AJ Styles over Frankie Kazarian [11’42]
I didn’t see their match in TNA, aside from the botched Styles Clash spot, so this was new to me, but I can understand some people’s frustrations in not getting to see the fresher AJ Styles versus Samoa Joe match. However, I think that Kazarian and Styles’ wrestling styles mesh together better than Styles and Joe’s do, and that match would probably be better with Kazarian in there. That being said they had a great match. I thought this was the match of the night. It being the main event, my only peeve with the match was that it didn’t go longer, but that’s just nitpicking. Styles won the match with the Styles Clash. After the match Frankie got on the mike and thanked the fans for making PWG’s debut show a success and for supporting him over the last six years.

Overall I thought it was a good show, but not the best show in SoCal all year (that would go to the March GSCW at this point). One thing about the show is that for the most part it felt like a glorified Revolution Pro show. I’m not saying there is anything wrong with Revolution Pro, far from it, I just think that PWG needs to separate themselves from Revolution Pro and find their own identity. If you compare Revolution Pro results and PWG results, aside from a few guys there isn’t much difference, and they both even used the same venue. They had a lot of cancellations, such as Lil’ Cholo, Silver Tyger, and Tony Stradlin, which would have helped differentiate the promotions a little more. It does look however like PWG is further working on changing that after seeing the lineup for the next show.

Prior to the show and after a lot of people have been comparing PWG to EPIC, which I think is an unfair comparison to both PWG and EPIC. It’s pretty apparent PWG is trying to go for something completely different than EPIC did. It seemed like EPIC was trying to be a so-called super indy, while PWG says they are going to be more of a SoCal showcase. The budgets for EPIC’s debut show and PWG’s weren’t even in the same ballpark.

Another difference between the two promotions, as someone pointed out to me the other day, is that EPIC’s debut show was more of an event. Long after EPIC has been gone people will be still talking about that show, while PWG’s show was just that, a show. I don’t mean any of this in a bad way either, I’m just saying there is no comparison between the two promotions, and at this point comparing them is pointless.

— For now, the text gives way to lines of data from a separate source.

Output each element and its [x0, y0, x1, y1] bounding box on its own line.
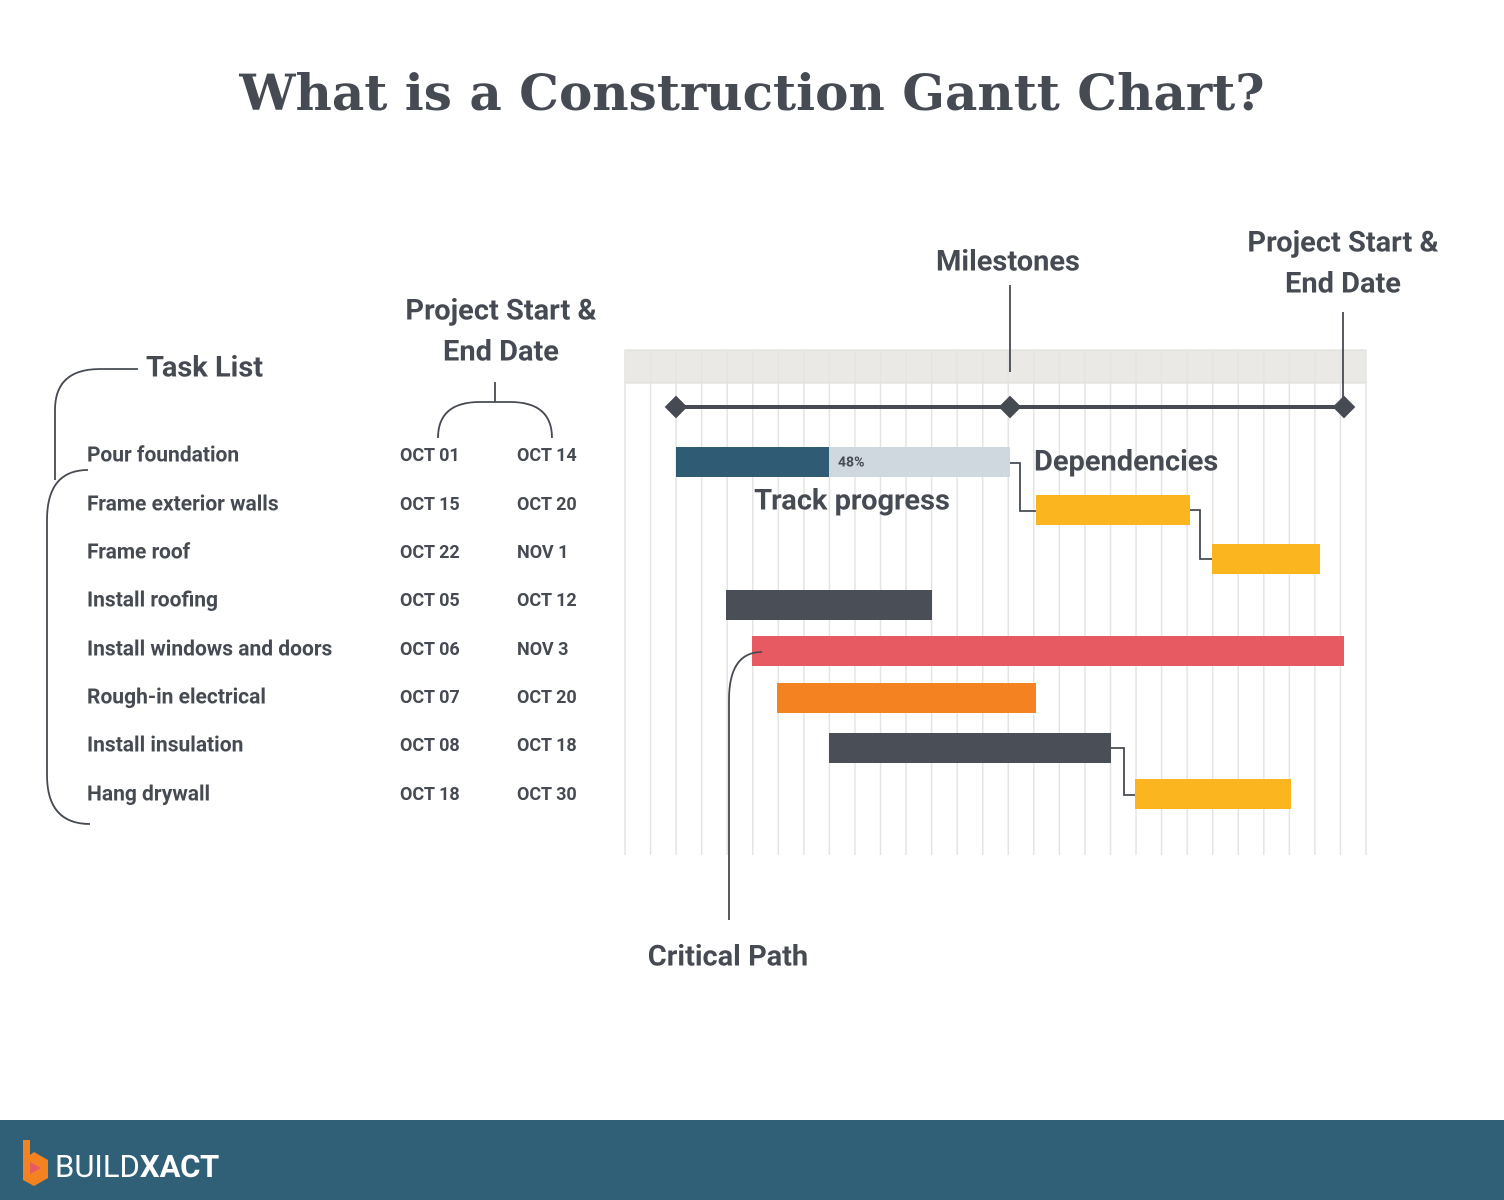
task-bar: [752, 636, 1344, 666]
critical-path-label: Critical Path: [648, 940, 808, 974]
end-date: OCT 30: [517, 784, 577, 805]
task-bar: [777, 683, 1036, 713]
end-date: NOV 3: [517, 639, 568, 660]
critical-path-pointer: [728, 651, 763, 920]
timeline-header: [624, 349, 1367, 384]
project-dates-label: Project Start &: [405, 294, 596, 328]
start-date: OCT 06: [400, 639, 460, 660]
start-date: OCT 22: [400, 542, 460, 563]
end-date: NOV 1: [517, 542, 568, 563]
dependency-connector: [1190, 509, 1212, 560]
progress-done: [676, 447, 829, 477]
end-date: OCT 20: [517, 687, 577, 708]
task-bar: [1135, 779, 1291, 809]
brand-bold: XACT: [140, 1148, 219, 1185]
task-list-bracket: [54, 368, 138, 480]
project-dates-label: End Date: [1285, 267, 1401, 301]
date-brace: [437, 382, 553, 439]
title: What is a Construction Gantt Chart?: [238, 63, 1264, 122]
task-name: Frame exterior walls: [87, 493, 279, 517]
start-date: OCT 01: [400, 445, 460, 466]
task-name: Frame roof: [87, 541, 191, 565]
end-date: OCT 12: [517, 590, 577, 611]
task-name: Install roofing: [87, 589, 218, 613]
task-bar: [1212, 544, 1320, 574]
task-name: Hang drywall: [87, 783, 210, 807]
brand-light: BUILD: [55, 1148, 140, 1185]
task-list-label: Task List: [146, 351, 263, 385]
milestone: [1332, 395, 1356, 419]
brand: BUILDXACT: [55, 1148, 219, 1185]
start-date: OCT 18: [400, 784, 460, 805]
progress-remaining: [829, 447, 1010, 477]
task-bar: [726, 590, 932, 620]
task-list: Pour foundation OCT 01 OCT 14 Frame exterio…: [87, 444, 577, 807]
dependency-connector: [1111, 747, 1135, 796]
project-dates-label: End Date: [443, 335, 559, 369]
end-date: OCT 18: [517, 735, 577, 756]
start-date: OCT 05: [400, 590, 460, 611]
track-progress-label: Track progress: [754, 484, 950, 518]
start-date: OCT 08: [400, 735, 460, 756]
task-name: Install windows and doors: [87, 638, 333, 662]
milestone: [998, 395, 1022, 419]
task-list-bracket: [46, 469, 91, 825]
end-date: OCT 14: [517, 445, 577, 466]
task-name: Install insulation: [87, 734, 243, 758]
logo-icon: [30, 1162, 41, 1174]
milestones-label: Milestones: [936, 245, 1080, 279]
logo-icon: [23, 1140, 48, 1186]
start-date: OCT 07: [400, 687, 460, 708]
dependencies-label: Dependencies: [1034, 445, 1218, 479]
task-bar: [1036, 495, 1190, 525]
dependency-connector: [1010, 462, 1036, 512]
milestone: [664, 395, 688, 419]
end-date: OCT 20: [517, 494, 577, 515]
start-date: OCT 15: [400, 494, 460, 515]
task-bar: [829, 733, 1111, 763]
progress-label: 48%: [838, 455, 864, 471]
task-name: Rough-in electrical: [87, 686, 266, 710]
project-dates-label: Project Start &: [1247, 226, 1438, 260]
task-name: Pour foundation: [87, 444, 239, 468]
footer: [0, 1120, 1504, 1200]
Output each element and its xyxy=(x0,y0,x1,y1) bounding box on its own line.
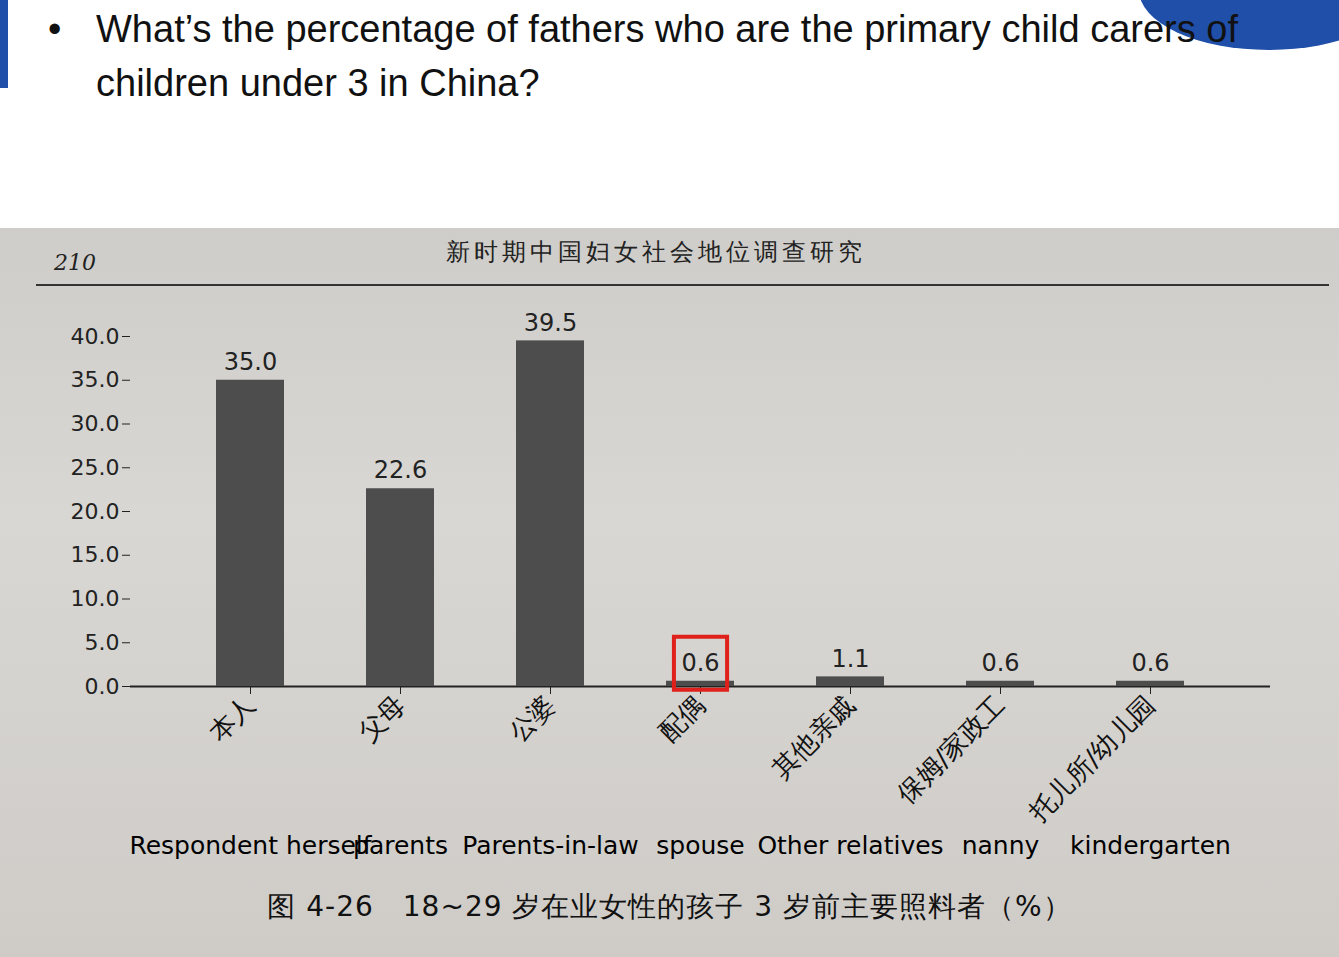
svg-text:25.0: 25.0 xyxy=(71,455,120,480)
html-text:What’s the percentage of fathe: What’s the percentage of fathers who are… xyxy=(96,8,1238,104)
html-text:新时期中国妇女社会地位调查研究: 新时期中国妇女社会地位调查研究 xyxy=(446,238,866,266)
svg-text:公婆: 公婆 xyxy=(503,689,561,747)
svg-text:22.6: 22.6 xyxy=(374,456,427,484)
html-text:图 4-26 18~29 岁在业女性的孩子 3 岁前主要照料: 图 4-26 18~29 岁在业女性的孩子 3 岁前主要照料者（%） xyxy=(267,890,1072,923)
svg-text:Other relatives: Other relatives xyxy=(757,831,943,860)
svg-text:Parents-in-law: Parents-in-law xyxy=(462,831,639,860)
svg-text:parents: parents xyxy=(353,831,448,860)
svg-text:父母: 父母 xyxy=(353,689,411,747)
svg-text:0.6: 0.6 xyxy=(681,649,719,677)
svg-text:配偶: 配偶 xyxy=(653,689,711,747)
svg-text:30.0: 30.0 xyxy=(71,411,120,436)
svg-text:spouse: spouse xyxy=(656,831,744,860)
html-text:210: 210 xyxy=(54,250,96,275)
svg-text:39.5: 39.5 xyxy=(524,309,577,337)
svg-text:40.0: 40.0 xyxy=(71,324,120,349)
svg-text:20.0: 20.0 xyxy=(71,499,120,524)
svg-text:35.0: 35.0 xyxy=(224,348,277,376)
svg-text:5.0: 5.0 xyxy=(85,630,120,655)
svg-text:其他亲戚: 其他亲戚 xyxy=(766,689,861,784)
svg-text:0.0: 0.0 xyxy=(85,674,120,699)
svg-text:Respondent herself: Respondent herself xyxy=(129,831,372,860)
svg-text:15.0: 15.0 xyxy=(71,542,120,567)
svg-text:本人: 本人 xyxy=(203,689,261,747)
svg-text:1.1: 1.1 xyxy=(831,645,869,673)
svg-text:kindergarten: kindergarten xyxy=(1070,831,1231,860)
svg-text:0.6: 0.6 xyxy=(1131,649,1169,677)
svg-text:托儿所/幼儿园: 托儿所/幼儿园 xyxy=(1022,689,1160,827)
svg-text:保姆/家政工: 保姆/家政工 xyxy=(891,689,1010,808)
svg-text:10.0: 10.0 xyxy=(71,586,120,611)
svg-text:0.6: 0.6 xyxy=(981,649,1019,677)
svg-text:nanny: nanny xyxy=(962,831,1040,860)
svg-text:35.0: 35.0 xyxy=(71,367,120,392)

Another thing that separates PWG from EPIC, is it seems like PWG has a solid game plan, and they even made money on their first show. PWG plans on getting their tapes out within weeks of the shows happening, which is a really smart idea. Immediately after a show is when the show has the most hype to it, because before long everyone will be talking about another show. So getting tapes out as early as possible will mean that everything will be fresher in people’s minds and easier to sell. Plus tape sales are added revenues to a promotion that come after everything has been paid for. Every tape they sell is just money in their pockets. It amazes me some promotions never pick up on the extra money they could make with video sales.

It seems like PWG is off to a good start, and with the six wrestlers running the promotion being fairly experienced in wrestling hopefully they’ll be able to avoid some of the early mishaps all new promotions seem to find.

Anytime you see on SCU an article titled “press release”, then it came directly from the promotion and it is unedited, whether it’s 100% true or not. Case in point the recent press release from WCWA where it’s claimed that their venue and a wrestler is being sued for an altercation in the parking lot. The altercation itself never took place, and neither is any lawsuit. More than likely the promoter didn’t have the money to run the show. I have no idea why they’d make up a story about a lawsuit though.

The next Lucha Va Voom should be around the last week of October.